I always sleep through windstorms. On our way home from a technical theatre conference in Kentucky one year, I drove with Molly and Lindsey to get on the better deal airline in Nashville. Four tornadoes were growing in Tennessee that afternoon and surrounded the area, making flight impossible until the next morning. In our hotel room, I sawed logs while they huddled by the window, their eyes shooting from the funnels outside to the weathercaster’s updates on cable.
After the 100 MPH Labor Day storm in Syracuse that closed schools for a week and turned all the village neighborhoods inside out, I woke from a dead night’s sleep to an apocalyptic Mott Road. I was fourteen and wondered what dream found its way into my backyard. No one else could sleep that night. I was zonked.
Windstorms are easy. They break your house or they don’t. You die or you clean up. I wish relationships were so easy as weather.
Daren, so proud and smug, is asleep on the couch now. He’s snoring again. His graphic novel, The Tainted Egg Epidemic, is folded over his chest. By the cover, I can’t tell if it’s a thriller or a comedy.
His glasses match his personality, muted and kind in a soft blue. Daren could never see me from here. Washing my hands again and again from the kitchen, I love watching him across the street. I can see right across the street, through the window blinds and into his front room. My vision is perfect and always has been.
Doing the dishes is the most calming chore there is. It’s also my way of catching Daren when Kathy isn’t there. Wives are easy, though. I wish relationships were so easy as wives. I’ll blow him bubbles through the dishes and he’ll wake up from his nap. He’ll come out from under his afternoon reading, stretch, walk shoeless over the hot pavement and knock on my door. I’m that magical. Then again, magic is easy, too.
I was twelve when I stood with Kevin in my parents’ bathtub. We clicked off the light switch and pulled the shower curtain closed to make the place dark as can be. Together we wished for the super powers we admired in X-Men mutant comics.
My magic went to my head years later. Now, I can crack twenty different locks with my eyes closed. I can leap through a hoop of fire better than circus poodles. I can bid a snarling raccoon to make me buttermilk pancakes.

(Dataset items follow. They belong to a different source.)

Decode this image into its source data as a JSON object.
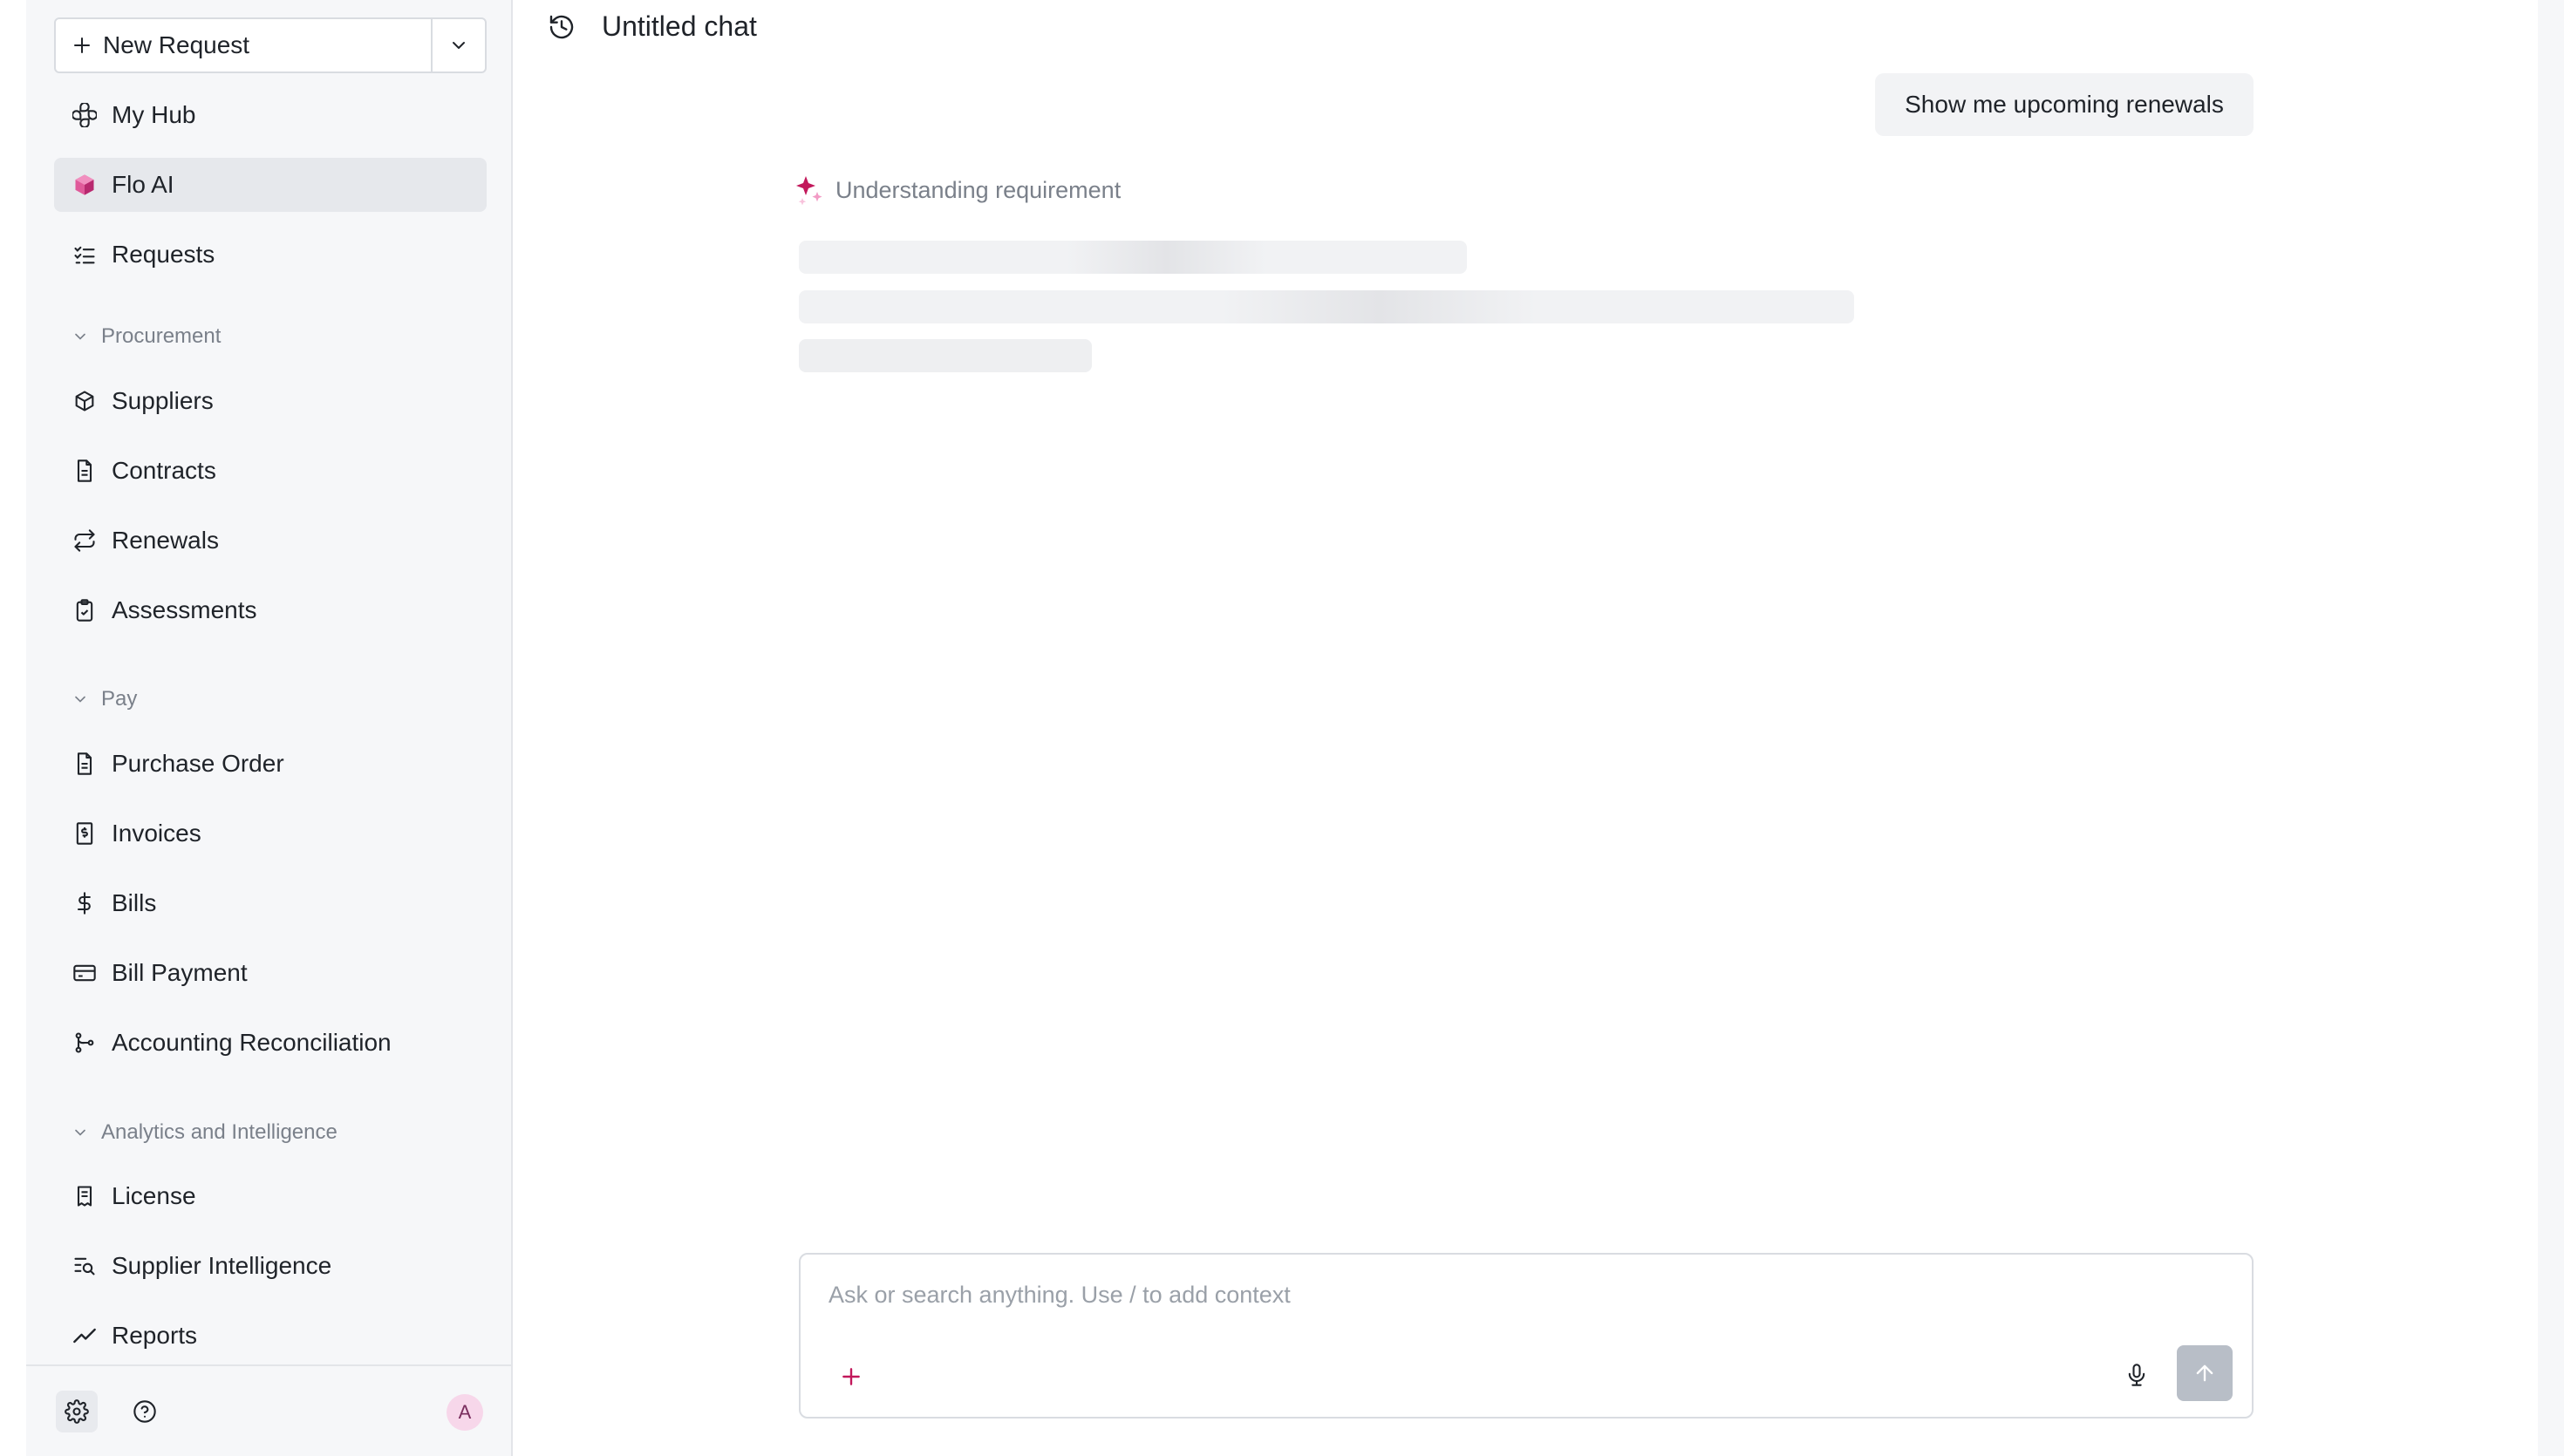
{
  "sidebar": {
    "new_request": {
      "label": "New Request"
    },
    "top_items": [
      {
        "label": "My Hub",
        "icon": "hub-icon"
      },
      {
        "label": "Flo AI",
        "icon": "flo-ai-logo-icon",
        "active": true
      },
      {
        "label": "Requests",
        "icon": "list-checks-icon"
      }
    ],
    "sections": [
      {
        "title": "Procurement",
        "items": [
          {
            "label": "Suppliers",
            "icon": "box-icon"
          },
          {
            "label": "Contracts",
            "icon": "document-icon"
          },
          {
            "label": "Renewals",
            "icon": "repeat-icon"
          },
          {
            "label": "Assessments",
            "icon": "clipboard-check-icon"
          }
        ]
      },
      {
        "title": "Pay",
        "items": [
          {
            "label": "Purchase Order",
            "icon": "document-icon"
          },
          {
            "label": "Invoices",
            "icon": "receipt-icon"
          },
          {
            "label": "Bills",
            "icon": "dollar-icon"
          },
          {
            "label": "Bill Payment",
            "icon": "credit-card-icon"
          },
          {
            "label": "Accounting Reconciliation",
            "icon": "git-branch-icon"
          }
        ]
      },
      {
        "title": "Analytics and Intelligence",
        "items": [
          {
            "label": "License",
            "icon": "license-icon"
          },
          {
            "label": "Supplier Intelligence",
            "icon": "search-list-icon"
          },
          {
            "label": "Reports",
            "icon": "trend-icon"
          }
        ]
      }
    ],
    "footer": {
      "avatar_initial": "A"
    }
  },
  "chat": {
    "title": "Untitled chat",
    "user_message": "Show me upcoming renewals",
    "status": "Understanding requirement",
    "composer": {
      "placeholder": "Ask or search anything. Use / to add context",
      "value": ""
    }
  },
  "colors": {
    "accent": "#c2185b",
    "sidebar_bg": "#f6f7f9",
    "active_item_bg": "#e6e8ec",
    "send_button_disabled": "#b8bec7"
  }
}
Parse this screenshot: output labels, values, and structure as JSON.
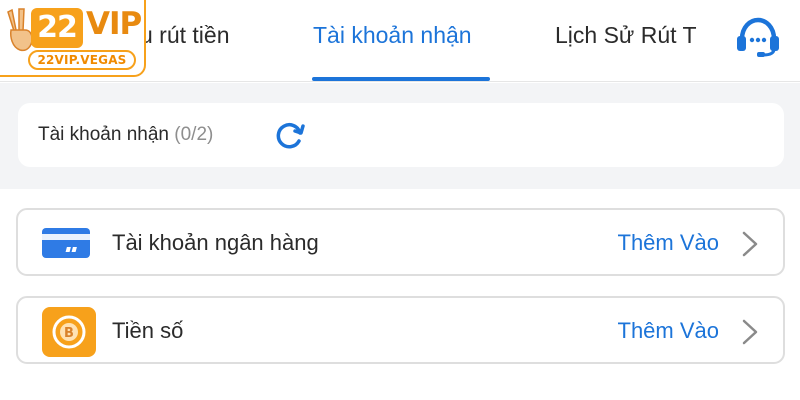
{
  "logo": {
    "badge": "22",
    "text": "VIP",
    "domain": "22VIP.VEGAS"
  },
  "tabs": [
    {
      "label": "u rút tiền",
      "active": false
    },
    {
      "label": "Tài khoản nhận",
      "active": true
    },
    {
      "label": "Lịch Sử Rút T",
      "active": false
    }
  ],
  "support_icon": "headset-icon",
  "summary": {
    "label": "Tài khoản nhận",
    "count": "(0/2)",
    "icon": "refresh-icon"
  },
  "accounts": [
    {
      "label": "Tài khoản ngân hàng",
      "action": "Thêm Vào",
      "icon": "bank-card-icon"
    },
    {
      "label": "Tiền số",
      "action": "Thêm Vào",
      "icon": "bitcoin-icon"
    }
  ],
  "colors": {
    "accent": "#1c74d9",
    "brand": "#f7a11b",
    "background": "#f3f4f6"
  }
}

Magic doesn’t always work in my favor. Sometimes it makes a maniac out of my brain. Sometimes banshees scream from my frontal lobe into my inner ear. Sometimes I can only see blinding white for twelve-hour segments. When the magic is that terrible, even washing dishes won’t calm me and I wish my hands would come off in the soap. Then, all I can do is run from the havoc our brain surging beams created that Saturday afternoon following cartoons and Cocoa Puffs.
When I run, I’m an animal. I draw the energy from the earth’s guts, the core, the fire. Running, I used to say, I would only do when being chased. Now, whenever my brain turns against me, it is life and death for miles at a time. Four and five miles. Seven miles. Ten miles. Twenty. I can push a semi-truck with all the heat fueling my gut. I push past fear, past the swarming shadow people and growling voices. I reconnect body to brain.
I go five miles and finally cancel out that wish Kevin and I made. Human again, I reunite body, mind and spirit to function in the day-to-day world. That is all it takes. Still I wish I could be normal like Kathy and Daren without having to sprint the shadow demons away. I wish I could have a Daren without pulling him close with magic and that I could read graphic novels like The Tainted Egg Epidemic without knowing what it’s like to live them. I wish I were more petrified of windstorms than my brain.